Question

How many four letter words, with or without meaning, can be formed by using the letters of the word “EQUATION” such that at least one vowel should be included in each word and repetition of letters is not allowed?
A). 1680
B). 3410
C). 450
D). 2360

Answer 1

Hint: In the word “EQUATION”, there are 5 vowels and 3 consonants. To make a four letter word we can select one vowel and 3 consonants or 2 vowels and 2 consonants or 3 vowels and 1 consonant or only 4 vowels. Since the arrangement of the letters matters, use a permutation formula.

Complete step-by-step answer:
We know that a permutation is the choice or r thing from a set of n things without replacement and where the order matters.
The formula of permutation is:
${}^{n}{{P}_{r}}=\dfrac{n!}{\left( n-r \right)!}$
Here the given word is “EQUATION”. There are 8 letters in this word. 5 of them are vowels and 3 of them are consonants. We need to form 4 letter words such that at least one vowel should be there in each word.
That means, we can select 1 vowel and 3 consonants or 2 vowels and 2 consonants or 3 vowels and 1 consonant or 4 vowels.
If we change the order of selection then the word will also change. Therefore here the order of selection matters.
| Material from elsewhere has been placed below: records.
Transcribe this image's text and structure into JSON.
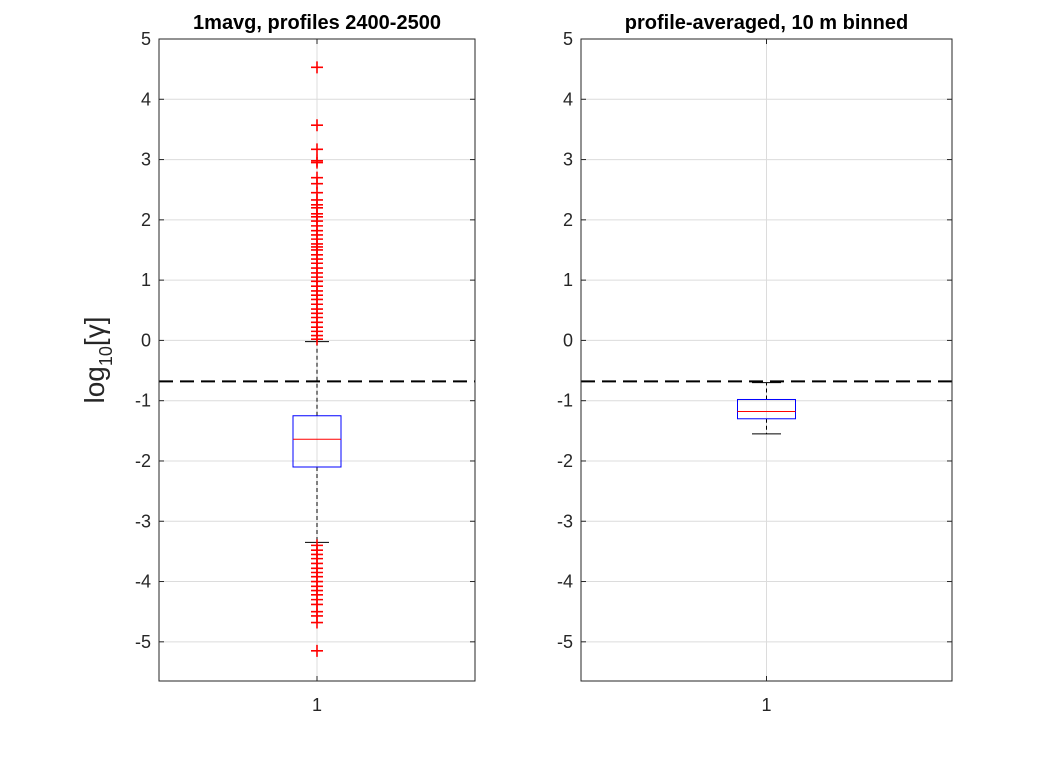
{
  "chart_data": [
    {
      "type": "box",
      "title": "1mavg, profiles 2400-2500",
      "ylabel": "log10[γ]",
      "categories": [
        "1"
      ],
      "ylim": [
        -5.65,
        5
      ],
      "yticks": [
        5,
        4,
        3,
        2,
        1,
        0,
        -1,
        -2,
        -3,
        -4,
        -5
      ],
      "grid": true,
      "reference_line": -0.68,
      "box": {
        "q1": -2.1,
        "median": -1.64,
        "q3": -1.25,
        "whisker_low": -3.35,
        "whisker_high": -0.02
      },
      "outliers": [
        4.53,
        3.57,
        3.17,
        2.98,
        2.95,
        2.7,
        2.6,
        2.45,
        2.33,
        2.25,
        2.2,
        2.1,
        2.05,
        1.98,
        1.9,
        1.82,
        1.75,
        1.68,
        1.6,
        1.55,
        1.5,
        1.42,
        1.35,
        1.28,
        1.2,
        1.12,
        1.05,
        0.98,
        0.9,
        0.82,
        0.75,
        0.68,
        0.6,
        0.52,
        0.45,
        0.38,
        0.3,
        0.22,
        0.15,
        0.08,
        0.02,
        -3.4,
        -3.48,
        -3.55,
        -3.62,
        -3.7,
        -3.78,
        -3.85,
        -3.92,
        -4.0,
        -4.08,
        -4.15,
        -4.22,
        -4.3,
        -4.38,
        -4.5,
        -4.57,
        -4.68,
        -5.15
      ]
    },
    {
      "type": "box",
      "title": "profile-averaged, 10 m binned",
      "ylabel": "",
      "categories": [
        "1"
      ],
      "ylim": [
        -5.65,
        5
      ],
      "yticks": [
        5,
        4,
        3,
        2,
        1,
        0,
        -1,
        -2,
        -3,
        -4,
        -5
      ],
      "grid": true,
      "reference_line": -0.68,
      "box": {
        "q1": -1.3,
        "median": -1.18,
        "q3": -0.98,
        "whisker_low": -1.55,
        "whisker_high": -0.7
      },
      "outliers": []
    }
  ],
  "colors": {
    "box": "#0000ff",
    "median": "#ff0000",
    "outlier": "#ff0000",
    "whisker": "#000000",
    "reference_line": "#000000",
    "grid": "#dcdcdc",
    "axis": "#262626"
  }
}
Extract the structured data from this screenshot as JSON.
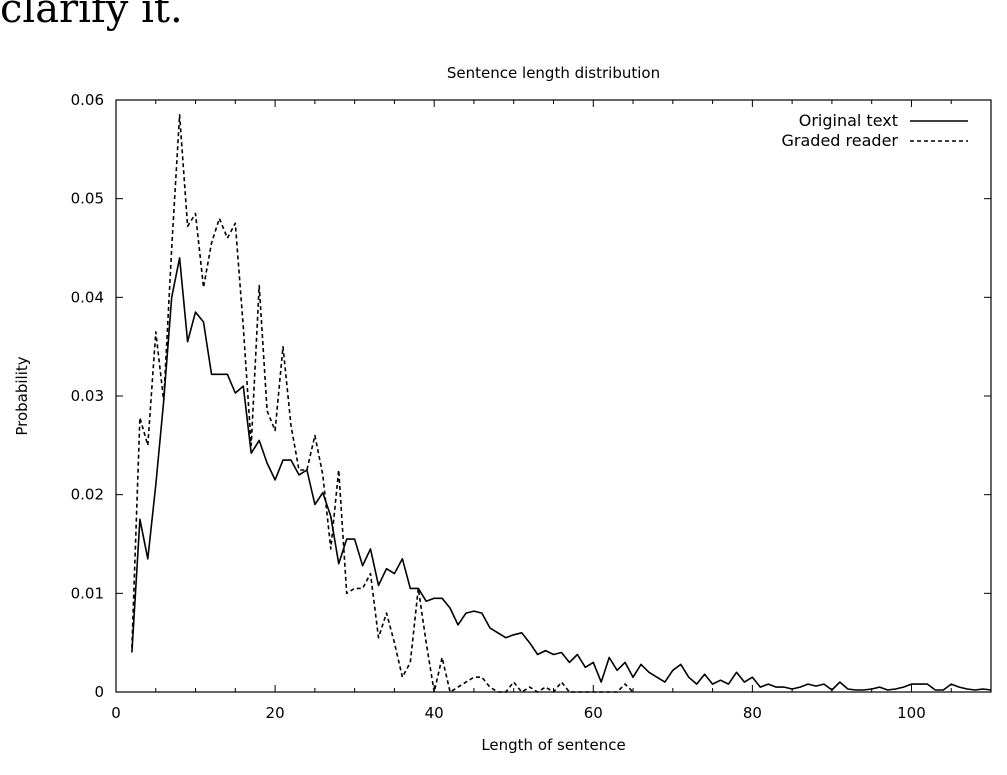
{
  "page": {
    "text_fragment": "clarify it."
  },
  "chart_data": {
    "type": "line",
    "title": "Sentence length distribution",
    "xlabel": "Length of sentence",
    "ylabel": "Probability",
    "xlim": [
      0,
      110
    ],
    "ylim": [
      0,
      0.06
    ],
    "xticks": [
      0,
      20,
      40,
      60,
      80,
      100
    ],
    "yticks": [
      0,
      0.01,
      0.02,
      0.03,
      0.04,
      0.05,
      0.06
    ],
    "ytick_labels": [
      "0",
      "0.01",
      "0.02",
      "0.03",
      "0.04",
      "0.05",
      "0.06"
    ],
    "legend_position": "top-right",
    "grid": false,
    "series": [
      {
        "name": "Original text",
        "style": "solid",
        "color": "#000000",
        "x": [
          2,
          3,
          4,
          5,
          6,
          7,
          8,
          9,
          10,
          11,
          12,
          13,
          14,
          15,
          16,
          17,
          18,
          19,
          20,
          21,
          22,
          23,
          24,
          25,
          26,
          27,
          28,
          29,
          30,
          31,
          32,
          33,
          34,
          35,
          36,
          37,
          38,
          39,
          40,
          41,
          42,
          43,
          44,
          45,
          46,
          47,
          48,
          49,
          50,
          51,
          52,
          53,
          54,
          55,
          56,
          57,
          58,
          59,
          60,
          61,
          62,
          63,
          64,
          65,
          66,
          67,
          68,
          69,
          70,
          71,
          72,
          73,
          74,
          75,
          76,
          77,
          78,
          79,
          80,
          81,
          82,
          83,
          84,
          85,
          86,
          87,
          88,
          89,
          90,
          91,
          92,
          93,
          94,
          95,
          96,
          97,
          98,
          99,
          100,
          101,
          102,
          103,
          104,
          105,
          106,
          107,
          108,
          109,
          110
        ],
        "y": [
          0.004,
          0.0175,
          0.0135,
          0.021,
          0.0295,
          0.04,
          0.044,
          0.0355,
          0.0385,
          0.0375,
          0.0322,
          0.0322,
          0.0322,
          0.0303,
          0.031,
          0.0242,
          0.0255,
          0.0232,
          0.0215,
          0.0235,
          0.0235,
          0.022,
          0.0225,
          0.019,
          0.0202,
          0.0178,
          0.013,
          0.0155,
          0.0155,
          0.0128,
          0.0145,
          0.0108,
          0.0125,
          0.012,
          0.0135,
          0.0105,
          0.0105,
          0.0092,
          0.0095,
          0.0095,
          0.0085,
          0.0068,
          0.008,
          0.0082,
          0.008,
          0.0065,
          0.006,
          0.0055,
          0.0058,
          0.006,
          0.005,
          0.0038,
          0.0042,
          0.0038,
          0.004,
          0.003,
          0.0038,
          0.0025,
          0.003,
          0.001,
          0.0035,
          0.0022,
          0.003,
          0.0015,
          0.0028,
          0.002,
          0.0015,
          0.001,
          0.0022,
          0.0028,
          0.0015,
          0.0008,
          0.0018,
          0.0008,
          0.0012,
          0.0008,
          0.002,
          0.001,
          0.0015,
          0.0005,
          0.0008,
          0.0005,
          0.0005,
          0.0003,
          0.0005,
          0.0008,
          0.0006,
          0.0008,
          0.0002,
          0.001,
          0.0003,
          0.0002,
          0.0002,
          0.0003,
          0.0005,
          0.0002,
          0.0003,
          0.0005,
          0.0008,
          0.0008,
          0.0008,
          0.0002,
          0.0002,
          0.0008,
          0.0005,
          0.0003,
          0.0002,
          0.0003,
          0.0002
        ]
      },
      {
        "name": "Graded reader",
        "style": "dashed",
        "color": "#000000",
        "x": [
          2,
          3,
          4,
          5,
          6,
          7,
          8,
          9,
          10,
          11,
          12,
          13,
          14,
          15,
          16,
          17,
          18,
          19,
          20,
          21,
          22,
          23,
          24,
          25,
          26,
          27,
          28,
          29,
          30,
          31,
          32,
          33,
          34,
          35,
          36,
          37,
          38,
          39,
          40,
          41,
          42,
          43,
          44,
          45,
          46,
          47,
          48,
          49,
          50,
          51,
          52,
          53,
          54,
          55,
          56,
          57,
          58,
          59,
          60,
          61,
          62,
          63,
          64,
          65
        ],
        "y": [
          0.0045,
          0.0278,
          0.025,
          0.0365,
          0.0295,
          0.045,
          0.0585,
          0.0472,
          0.0485,
          0.041,
          0.0455,
          0.048,
          0.046,
          0.0475,
          0.037,
          0.025,
          0.0412,
          0.0285,
          0.0265,
          0.035,
          0.027,
          0.0225,
          0.0225,
          0.026,
          0.022,
          0.0145,
          0.0225,
          0.01,
          0.0105,
          0.0105,
          0.012,
          0.0055,
          0.008,
          0.005,
          0.0015,
          0.003,
          0.0105,
          0.005,
          0.0,
          0.0035,
          0.0,
          0.0005,
          0.001,
          0.0015,
          0.0015,
          0.0005,
          0.0,
          0.0,
          0.001,
          0.0,
          0.0005,
          0.0,
          0.0005,
          0.0,
          0.001,
          0.0,
          0.0,
          0.0,
          0.0,
          0.0,
          0.0,
          0.0,
          0.0008,
          0.0
        ]
      }
    ]
  }
}
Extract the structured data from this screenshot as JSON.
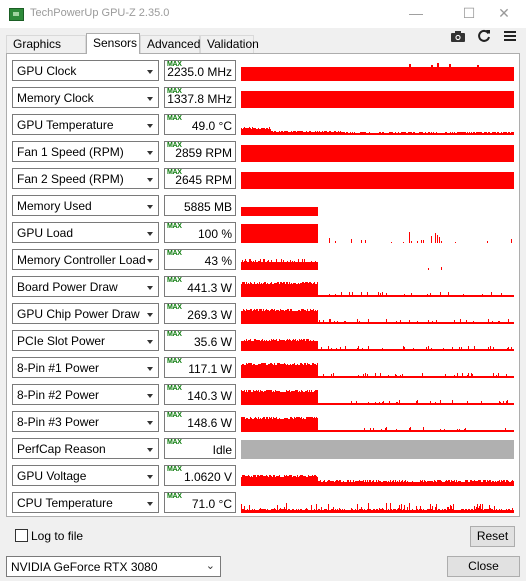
{
  "window": {
    "title": "TechPowerUp GPU-Z 2.35.0",
    "minimize": "—",
    "maximize": "☐",
    "close": "✕"
  },
  "tabs": [
    {
      "label": "Graphics Card",
      "active": false
    },
    {
      "label": "Sensors",
      "active": true
    },
    {
      "label": "Advanced",
      "active": false
    },
    {
      "label": "Validation",
      "active": false
    }
  ],
  "toolbar": {
    "camera_icon": "camera-icon",
    "refresh_icon": "refresh-icon",
    "menu_icon": "menu-icon"
  },
  "max_tag": "MAX",
  "sensors": [
    {
      "name": "GPU Clock",
      "value": "2235.0 MHz",
      "max": true,
      "color": "#ff0000",
      "graph": "full_spiky"
    },
    {
      "name": "Memory Clock",
      "value": "1337.8 MHz",
      "max": true,
      "color": "#ff0000",
      "graph": "full"
    },
    {
      "name": "GPU Temperature",
      "value": "49.0 °C",
      "max": true,
      "color": "#ff0000",
      "graph": "temp"
    },
    {
      "name": "Fan 1 Speed (RPM)",
      "value": "2859 RPM",
      "max": true,
      "color": "#ff0000",
      "graph": "full"
    },
    {
      "name": "Fan 2 Speed (RPM)",
      "value": "2645 RPM",
      "max": true,
      "color": "#ff0000",
      "graph": "full"
    },
    {
      "name": "Memory Used",
      "value": "5885 MB",
      "max": false,
      "color": "#ff0000",
      "graph": "mem"
    },
    {
      "name": "GPU Load",
      "value": "100 %",
      "max": true,
      "color": "#ff0000",
      "graph": "load"
    },
    {
      "name": "Memory Controller Load",
      "value": "43 %",
      "max": true,
      "color": "#ff0000",
      "graph": "mcload"
    },
    {
      "name": "Board Power Draw",
      "value": "441.3 W",
      "max": true,
      "color": "#ff0000",
      "graph": "power"
    },
    {
      "name": "GPU Chip Power Draw",
      "value": "269.3 W",
      "max": true,
      "color": "#ff0000",
      "graph": "power"
    },
    {
      "name": "PCIe Slot Power",
      "value": "35.6 W",
      "max": true,
      "color": "#ff0000",
      "graph": "power_low"
    },
    {
      "name": "8-Pin #1 Power",
      "value": "117.1 W",
      "max": true,
      "color": "#ff0000",
      "graph": "power"
    },
    {
      "name": "8-Pin #2 Power",
      "value": "140.3 W",
      "max": true,
      "color": "#ff0000",
      "graph": "power"
    },
    {
      "name": "8-Pin #3 Power",
      "value": "148.6 W",
      "max": true,
      "color": "#ff0000",
      "graph": "power"
    },
    {
      "name": "PerfCap Reason",
      "value": "Idle",
      "max": true,
      "color": "#b0b0b0",
      "graph": "gray"
    },
    {
      "name": "GPU Voltage",
      "value": "1.0620 V",
      "max": true,
      "color": "#ff0000",
      "graph": "voltage"
    },
    {
      "name": "CPU Temperature",
      "value": "71.0 °C",
      "max": true,
      "color": "#ff0000",
      "graph": "cpu_temp"
    }
  ],
  "footer": {
    "log_label": "Log to file",
    "log_checked": false,
    "reset_label": "Reset",
    "gpu_selected": "NVIDIA GeForce RTX 3080",
    "close_label": "Close"
  }
}
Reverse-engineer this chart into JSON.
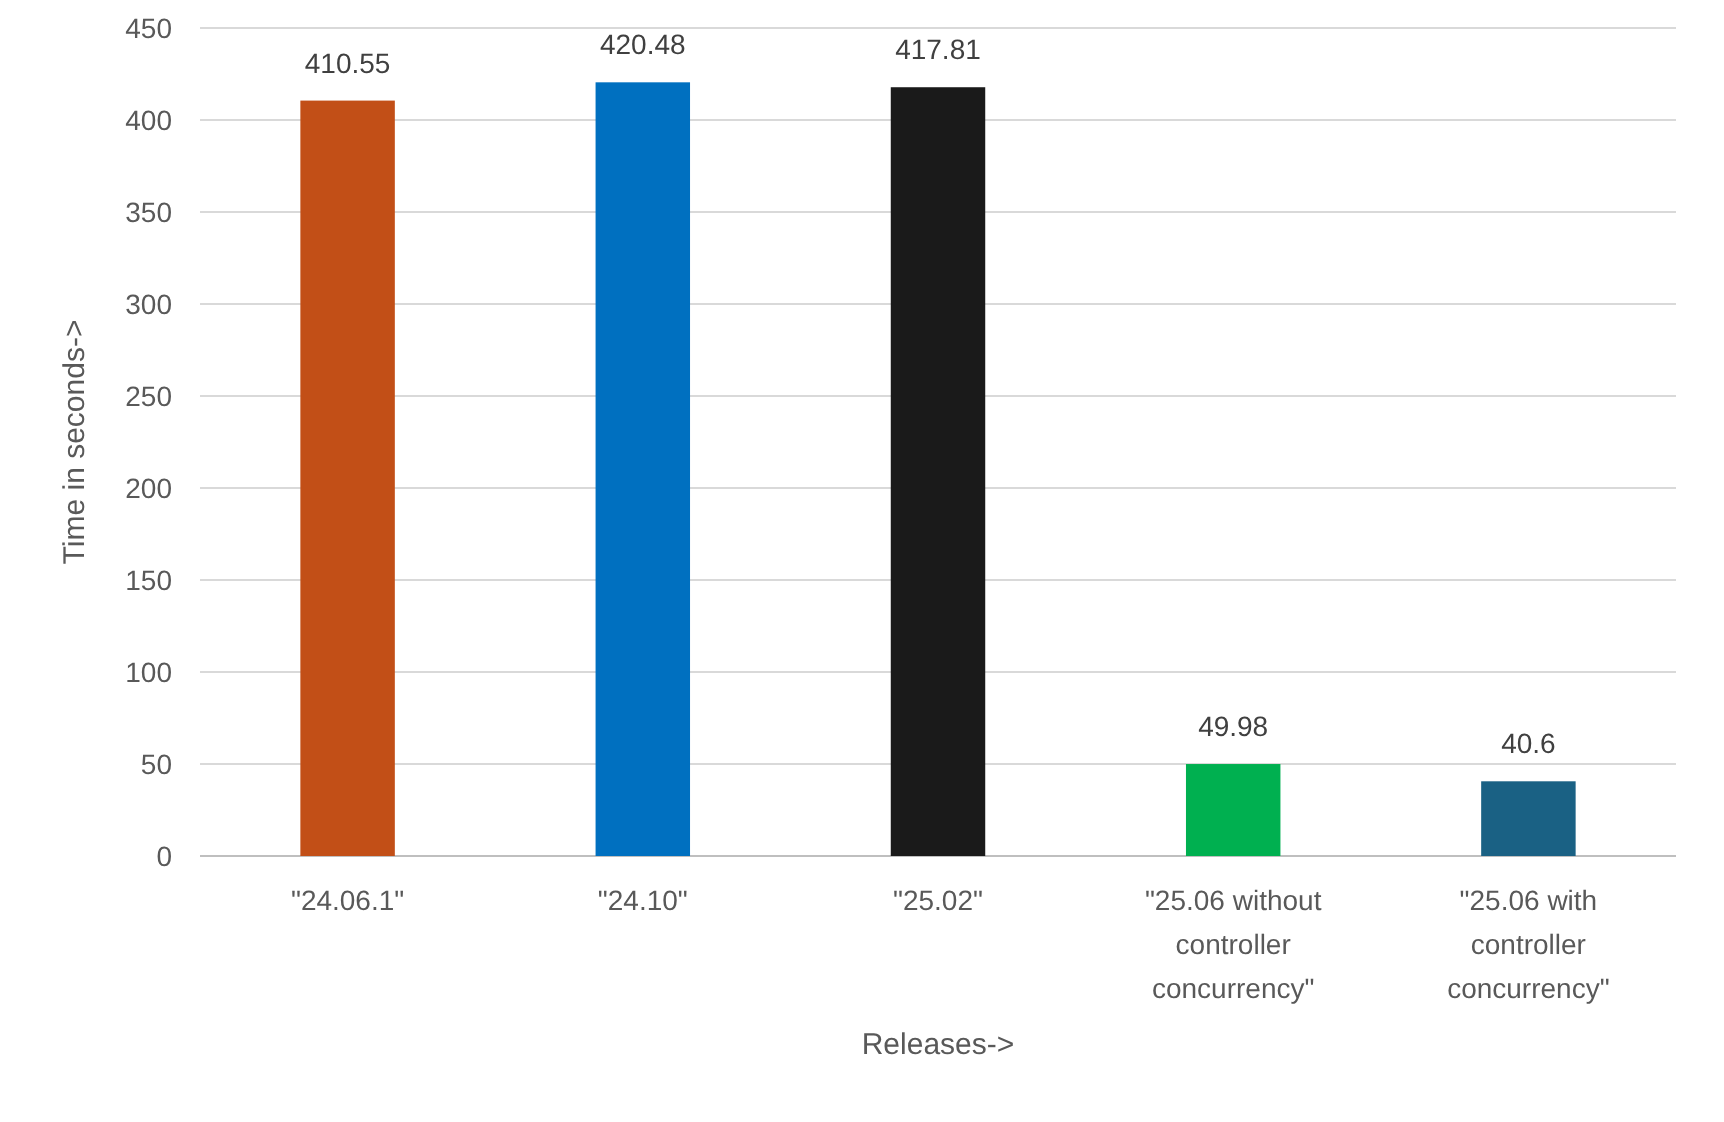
{
  "chart_data": {
    "type": "bar",
    "xlabel": "Releases->",
    "ylabel": "Time in seconds->",
    "categories": [
      "\"24.06.1\"",
      "\"24.10\"",
      "\"25.02\"",
      "\"25.06 without controller concurrency\"",
      "\"25.06 with controller concurrency\""
    ],
    "values": [
      410.55,
      420.48,
      417.81,
      49.98,
      40.6
    ],
    "colors": [
      "#c24f17",
      "#0070c0",
      "#1a1a1a",
      "#00b050",
      "#1a6184"
    ],
    "ylim": [
      0,
      450
    ],
    "yticks": [
      0,
      50,
      100,
      150,
      200,
      250,
      300,
      350,
      400,
      450
    ],
    "grid": "y",
    "data_labels": true
  }
}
Hence, we need to use the permutation formula.
Now, if we make the words using 1 vowel and 3 consonants, number of such words will be:
${}^{5}{{P}_{1}}\times {}^{3}{{P}_{3}}$
$=\dfrac{5!}{\left( 5-1 \right)!}\times \dfrac{3!}{\left( 3-3 \right)!}$
$=\dfrac{5!\times 3!}{4!\times 1}$ , as 0! = 1.
$=\dfrac{5\times 4!\times 6}{4!}=30$
If we make the words using 2 vowels and 2 consonants, number of such words will be:
${}^{5}{{P}_{2}}\times {}^{3}{{P}_{2}}$
$=\dfrac{5!}{\left( 5-2 \right)!}\times \dfrac{3!}{\left( 3-2 \right)!}$
$=\dfrac{5!\times 3!}{3!\times 1!}$
$=5!=5\times 4\times 3\times 2\times 1=120$
Now, if we make the words using 3 vowels and 1 consonant, number of such words will be:
${}^{5}{{P}_{3}}\times {}^{3}{{P}_{1}}$
$=\dfrac{5!}{\left( 5-3 \right)!}\times \dfrac{3!}{\left( 3-1 \right)!}$
$=\dfrac{5!\times 3!}{2!\times 2!}$
$=\dfrac{5\times 4\times 3\times 2!\times 3\times 2!}{2!\times 2!}=180$
Now, if we make the words using 4 vowels, number of such words will be:
${}^{5}{{P}_{4}}$
$=\dfrac{5!}{\left( 5-4 \right)!}$
$=\dfrac{5!}{1!}$
$=5!=5\times 4\times 3\times 2\times 1=120$
Therefore, total number 4 letter words with at least one vowel will be (30 + 120 + 180 + 120) = 450.
Hence, option (C) is correct.

Note: We can make mistakes while we are deciding to use permutation. We need to understand, if the arrangement of the letters changes, the word will also change. So the arrangement matters here. Therefore, we have to use permutation.